A biotensegrity structure is triangulated (see later). It occupies and encloses space in particular ways. There are three aspects of innate force transmission acting in three dimensions on the whole structure. It is not just triangulated geometrically. It occupies three dimensions and it integrates multiple means of force management simultaneously. For example, on the scale of the “musculoskeletal system”, the bony part can be tensioned to some extent, and the bony part can withstand compression to a much greater extent, and the fabric part is the main tensioning and, importantly, tensioned aspect. However, it does not respond well to compression; the

tensional part tends to fold under compression forces. There are different qualities to all the different fascial membranes but in

concert they can orchestrate multidirectional movement and appropriate response to a variety of dynamic stresses, by the principles of this model. They allow the continuous signalling of forces to be transmitted throughout the structure. Thus our soft parts can fold and then unfold, to restore their shape appropriately. The bones, being stiffened, act like spacers. They withstand compression of the tensioned layers around them. At the same time, they push or stretch those layers of the body suit into tension. Meanwhile, the whole myofascial aspect pulls the bones together into compression but (here is the part that is hard to grasp) they are organised regionally in the body in concert with the dynaments (dynamic-ligaments4) such that they also pull the bones apart from each other at the same time. This is clearer from the global pattern of muscles and bones in their connective tissue substrate. It is hidden when they are removed from their living context. It supports van der Wal’s findings (Ch. 3) that a joint is under tension at all angles.

The word “biotensegrity” is a shortening of “biological tensile integrity”. It refers to a type of tensional, three-dimensional structure that is formed under tension and compression. The “bio” part means “living” and the suggestion is that it provides a compelling metaphor for how we are formed and move around as a living architecture. It is a challenging idea.
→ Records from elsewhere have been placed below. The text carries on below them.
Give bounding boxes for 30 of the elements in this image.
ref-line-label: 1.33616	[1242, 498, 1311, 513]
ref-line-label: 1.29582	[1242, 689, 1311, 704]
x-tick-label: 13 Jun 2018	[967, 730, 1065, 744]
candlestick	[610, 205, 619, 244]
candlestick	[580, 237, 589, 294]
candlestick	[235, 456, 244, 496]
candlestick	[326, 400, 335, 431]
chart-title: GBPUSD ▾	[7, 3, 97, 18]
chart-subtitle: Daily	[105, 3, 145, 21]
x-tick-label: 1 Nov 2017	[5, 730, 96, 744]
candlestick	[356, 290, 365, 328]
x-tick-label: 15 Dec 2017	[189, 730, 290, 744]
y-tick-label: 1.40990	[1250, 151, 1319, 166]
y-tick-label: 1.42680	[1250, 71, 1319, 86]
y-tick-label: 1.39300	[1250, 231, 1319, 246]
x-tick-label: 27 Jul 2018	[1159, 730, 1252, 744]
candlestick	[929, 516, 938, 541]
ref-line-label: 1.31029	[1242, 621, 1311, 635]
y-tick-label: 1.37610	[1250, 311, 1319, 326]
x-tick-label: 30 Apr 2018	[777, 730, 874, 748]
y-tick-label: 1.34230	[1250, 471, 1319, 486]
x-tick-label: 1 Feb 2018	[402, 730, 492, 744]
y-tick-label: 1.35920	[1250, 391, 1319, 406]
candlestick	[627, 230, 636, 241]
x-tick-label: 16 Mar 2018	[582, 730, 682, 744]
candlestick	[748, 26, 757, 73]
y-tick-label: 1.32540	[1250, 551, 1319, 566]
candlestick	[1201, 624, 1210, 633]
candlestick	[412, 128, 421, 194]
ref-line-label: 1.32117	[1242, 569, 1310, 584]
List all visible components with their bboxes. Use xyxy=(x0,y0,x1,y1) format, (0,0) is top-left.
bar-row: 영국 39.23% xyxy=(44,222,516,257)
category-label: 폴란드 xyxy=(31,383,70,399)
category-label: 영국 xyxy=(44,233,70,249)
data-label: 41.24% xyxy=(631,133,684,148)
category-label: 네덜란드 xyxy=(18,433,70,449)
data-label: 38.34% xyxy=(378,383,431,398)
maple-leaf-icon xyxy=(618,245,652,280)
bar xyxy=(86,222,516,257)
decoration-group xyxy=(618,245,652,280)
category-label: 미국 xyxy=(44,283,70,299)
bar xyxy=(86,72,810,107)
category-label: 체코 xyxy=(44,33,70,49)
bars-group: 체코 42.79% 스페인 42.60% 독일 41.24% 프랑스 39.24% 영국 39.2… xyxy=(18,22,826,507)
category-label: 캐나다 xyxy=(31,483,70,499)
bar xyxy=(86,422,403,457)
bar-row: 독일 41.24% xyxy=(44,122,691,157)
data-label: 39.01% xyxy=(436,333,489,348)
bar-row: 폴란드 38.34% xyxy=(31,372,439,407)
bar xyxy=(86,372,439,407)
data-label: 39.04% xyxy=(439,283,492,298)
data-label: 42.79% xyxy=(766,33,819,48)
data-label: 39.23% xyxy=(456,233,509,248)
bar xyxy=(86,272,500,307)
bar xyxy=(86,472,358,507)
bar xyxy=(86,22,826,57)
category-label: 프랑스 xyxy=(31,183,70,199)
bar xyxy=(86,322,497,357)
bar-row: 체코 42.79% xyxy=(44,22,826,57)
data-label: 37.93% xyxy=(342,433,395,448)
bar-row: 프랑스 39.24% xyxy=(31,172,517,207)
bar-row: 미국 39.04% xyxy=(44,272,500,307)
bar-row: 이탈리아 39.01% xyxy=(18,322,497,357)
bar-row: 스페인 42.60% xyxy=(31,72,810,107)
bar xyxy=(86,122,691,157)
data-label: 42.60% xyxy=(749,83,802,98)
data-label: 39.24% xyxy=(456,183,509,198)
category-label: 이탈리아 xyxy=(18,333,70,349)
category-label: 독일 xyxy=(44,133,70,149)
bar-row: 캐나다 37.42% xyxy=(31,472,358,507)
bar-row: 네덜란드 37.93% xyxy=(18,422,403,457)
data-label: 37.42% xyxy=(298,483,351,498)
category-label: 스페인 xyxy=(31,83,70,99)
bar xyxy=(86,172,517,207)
A spider’s web, for example, is a tensional structure and can be said to have “tensile integrity”. However, it is not a tensegrity structure as such, because it requires an external frame. “Tensegrities are different – their forms are self-stabilized, independent of gravity and need no external support” (Tom Flemons2). Our ability to walk around and do yoga on one leg or balance on our heads is, in part, explained by these architectural principles. We carry our frame around with us, but it lives on the inside. Our tissues are tensioned around that frame (as they tension the frame in a reciprocal way) such that we qualify as tensegrity structures.

What does that mean?

“Biotensegrity” is the term coined by Dr Stephen Levin to describe biologic structures such as we are. What it means is that our forms are self-stabilising, they are independent of gravity and we need no

external support. We use the ground, but when we jump or dive or tilt, for example, we do not deflate, or collapse, or fall over or apart as a house would if there was, for even a single moment, no ground underneath it. Our form, unlike a house, is not a purely compression structure. We are quintessentially made of soft tissues, some relatively harder than others, some fluid and some soft, but all joined together, contained and organised by an essentially tensional network. Many traditional biomechanical models suggest we are constructed under linear rules that apply to compression structures. Biotensegrity offers a global model that possibly explains how we naturally organise all the elements of our moving “body architecture”, in all its roundness, volume and detail, as a whole animated body contained in (and containing) an intricate fascial matrix. Significantly, it is the relationship between tension and compression that is so crucial to understand. It is worth exploring.